The number of times the crop has to be topped depends on how the flower buds develop. Ideally the crop should all flower at the same time, but this never happens in practice. Usually topping is carried out twice and sometimes three times. When topping, the labourers walk through the crop and break off the flower buds by hand close to the top leaf. Thick stems should be cut with a knife, which makes a clean cut and prevents bacterial diseases getting into the stem of the plant. The employment of three labourers per day for each hectare of land which is planted to tobacco will be required for topping three times.
The tobacco plant has three potential suckers in each axil, and these develop at intervals. A sucker is the shoot which grows out from the base of the leaf, the point where the leaf joins the stem. If the suckers are allowed to grow, the yield of the crop is reduced and the size and quality of the leaf is affected. Good suckering can increase the yields of the crop by 250 kg/ha.
Full suckering, removing the suckers on the plant, together with early topping, produces the best quality leaf; having a heavy body, dark colour, high nicotine content and good leaf expansion. Late topping and partial suckering gives a light‐bodied leaf which ripens rapidly.

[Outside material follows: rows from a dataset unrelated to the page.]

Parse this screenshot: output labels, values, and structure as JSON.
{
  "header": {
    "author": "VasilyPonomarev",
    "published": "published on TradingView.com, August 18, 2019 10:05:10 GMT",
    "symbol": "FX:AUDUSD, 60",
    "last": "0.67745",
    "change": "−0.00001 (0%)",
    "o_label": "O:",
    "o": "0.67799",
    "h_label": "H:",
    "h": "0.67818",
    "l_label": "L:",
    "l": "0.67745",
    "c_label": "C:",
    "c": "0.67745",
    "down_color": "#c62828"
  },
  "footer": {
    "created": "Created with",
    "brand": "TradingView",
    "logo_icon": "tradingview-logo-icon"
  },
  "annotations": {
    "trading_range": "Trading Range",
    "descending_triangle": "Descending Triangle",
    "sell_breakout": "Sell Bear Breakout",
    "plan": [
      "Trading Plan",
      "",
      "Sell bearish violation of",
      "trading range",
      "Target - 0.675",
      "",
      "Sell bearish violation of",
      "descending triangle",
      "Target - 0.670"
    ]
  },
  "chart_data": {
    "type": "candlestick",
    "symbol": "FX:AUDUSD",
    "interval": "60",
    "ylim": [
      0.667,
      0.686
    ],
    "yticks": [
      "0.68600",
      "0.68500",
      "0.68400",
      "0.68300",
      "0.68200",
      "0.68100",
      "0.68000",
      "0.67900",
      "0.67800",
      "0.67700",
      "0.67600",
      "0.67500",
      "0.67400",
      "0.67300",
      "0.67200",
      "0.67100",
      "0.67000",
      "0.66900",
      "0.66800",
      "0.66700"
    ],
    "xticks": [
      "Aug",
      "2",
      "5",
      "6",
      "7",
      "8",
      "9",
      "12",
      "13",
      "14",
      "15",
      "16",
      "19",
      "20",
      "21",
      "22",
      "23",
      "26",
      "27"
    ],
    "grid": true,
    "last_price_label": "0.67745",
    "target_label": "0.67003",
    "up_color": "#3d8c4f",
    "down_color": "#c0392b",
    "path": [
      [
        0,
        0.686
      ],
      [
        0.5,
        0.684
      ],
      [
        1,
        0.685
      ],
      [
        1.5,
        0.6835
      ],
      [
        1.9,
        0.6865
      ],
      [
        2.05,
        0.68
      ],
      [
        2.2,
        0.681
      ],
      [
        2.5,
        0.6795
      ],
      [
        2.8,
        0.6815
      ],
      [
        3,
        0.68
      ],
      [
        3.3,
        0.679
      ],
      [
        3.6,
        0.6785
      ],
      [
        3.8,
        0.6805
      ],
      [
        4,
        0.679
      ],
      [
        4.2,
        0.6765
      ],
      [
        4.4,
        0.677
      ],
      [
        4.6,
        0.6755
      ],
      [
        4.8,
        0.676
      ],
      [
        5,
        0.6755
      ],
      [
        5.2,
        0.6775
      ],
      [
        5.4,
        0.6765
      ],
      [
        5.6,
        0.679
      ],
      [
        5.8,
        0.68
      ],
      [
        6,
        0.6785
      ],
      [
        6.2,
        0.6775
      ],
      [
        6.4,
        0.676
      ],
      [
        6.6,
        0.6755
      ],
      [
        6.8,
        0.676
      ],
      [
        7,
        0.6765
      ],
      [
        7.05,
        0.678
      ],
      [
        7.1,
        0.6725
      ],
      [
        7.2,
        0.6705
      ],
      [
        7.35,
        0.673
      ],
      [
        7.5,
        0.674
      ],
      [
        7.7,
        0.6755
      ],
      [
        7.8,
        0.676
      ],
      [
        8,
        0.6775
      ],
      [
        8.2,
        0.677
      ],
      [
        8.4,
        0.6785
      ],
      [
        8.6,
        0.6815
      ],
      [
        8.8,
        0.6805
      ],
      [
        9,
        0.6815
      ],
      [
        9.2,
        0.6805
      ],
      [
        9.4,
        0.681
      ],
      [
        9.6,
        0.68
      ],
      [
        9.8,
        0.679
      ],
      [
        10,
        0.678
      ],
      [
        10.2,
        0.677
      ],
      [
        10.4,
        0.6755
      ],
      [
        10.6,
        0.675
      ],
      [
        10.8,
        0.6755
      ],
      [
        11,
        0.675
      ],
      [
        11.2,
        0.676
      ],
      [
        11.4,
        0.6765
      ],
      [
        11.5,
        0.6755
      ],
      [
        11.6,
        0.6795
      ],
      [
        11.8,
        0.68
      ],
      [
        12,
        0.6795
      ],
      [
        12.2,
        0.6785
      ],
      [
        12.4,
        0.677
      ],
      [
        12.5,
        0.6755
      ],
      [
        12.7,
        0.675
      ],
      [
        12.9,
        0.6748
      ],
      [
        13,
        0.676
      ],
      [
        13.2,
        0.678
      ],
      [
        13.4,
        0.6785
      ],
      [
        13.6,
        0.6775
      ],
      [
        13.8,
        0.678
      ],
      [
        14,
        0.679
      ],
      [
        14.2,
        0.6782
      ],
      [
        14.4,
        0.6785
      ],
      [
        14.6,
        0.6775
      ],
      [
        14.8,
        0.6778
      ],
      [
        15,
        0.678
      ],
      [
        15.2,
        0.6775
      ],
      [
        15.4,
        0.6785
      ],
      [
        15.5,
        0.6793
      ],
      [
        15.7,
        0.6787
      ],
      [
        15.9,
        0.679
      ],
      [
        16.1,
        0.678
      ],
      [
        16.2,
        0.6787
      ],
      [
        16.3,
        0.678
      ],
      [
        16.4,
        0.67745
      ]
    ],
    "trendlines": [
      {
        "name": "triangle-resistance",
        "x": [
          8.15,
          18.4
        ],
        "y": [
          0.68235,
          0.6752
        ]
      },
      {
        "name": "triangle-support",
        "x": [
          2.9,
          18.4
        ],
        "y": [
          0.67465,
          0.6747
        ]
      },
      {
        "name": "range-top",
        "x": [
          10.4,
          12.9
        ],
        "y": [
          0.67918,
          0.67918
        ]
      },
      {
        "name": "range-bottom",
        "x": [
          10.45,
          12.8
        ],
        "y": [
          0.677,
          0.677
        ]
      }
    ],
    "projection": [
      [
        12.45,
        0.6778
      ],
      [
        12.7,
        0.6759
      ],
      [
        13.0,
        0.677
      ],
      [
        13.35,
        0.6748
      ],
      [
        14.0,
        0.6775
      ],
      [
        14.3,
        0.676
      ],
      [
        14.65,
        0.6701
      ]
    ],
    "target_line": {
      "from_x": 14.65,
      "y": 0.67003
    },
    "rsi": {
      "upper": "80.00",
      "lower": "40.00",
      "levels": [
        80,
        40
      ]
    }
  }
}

Suckering can be done in two ways, by hand or by using a chemical, Suckeride. When suckering is done by hand, the suckers should not be allowed to grow longer than 100 mm, and a gang of labourers go through the crop once each week removing the suckers. Suckeride is a chemical substance which burns the suckers on contact and prevents them from growing. It is applied by taking a small amount in a cup and pouring this down the stem of the plant just above the leaf joint. This is done twice while the crop is growing in order to kill any suckers that may have been missed the first time. American tobacco growers use systemic suckerides which are sprayed on and taken up by the plant. The systemic suckeride moves inside the plant to the points where the suckers grow and then kills them off. Suckering a crop 5 times by hand would require 26 labour days per hectare.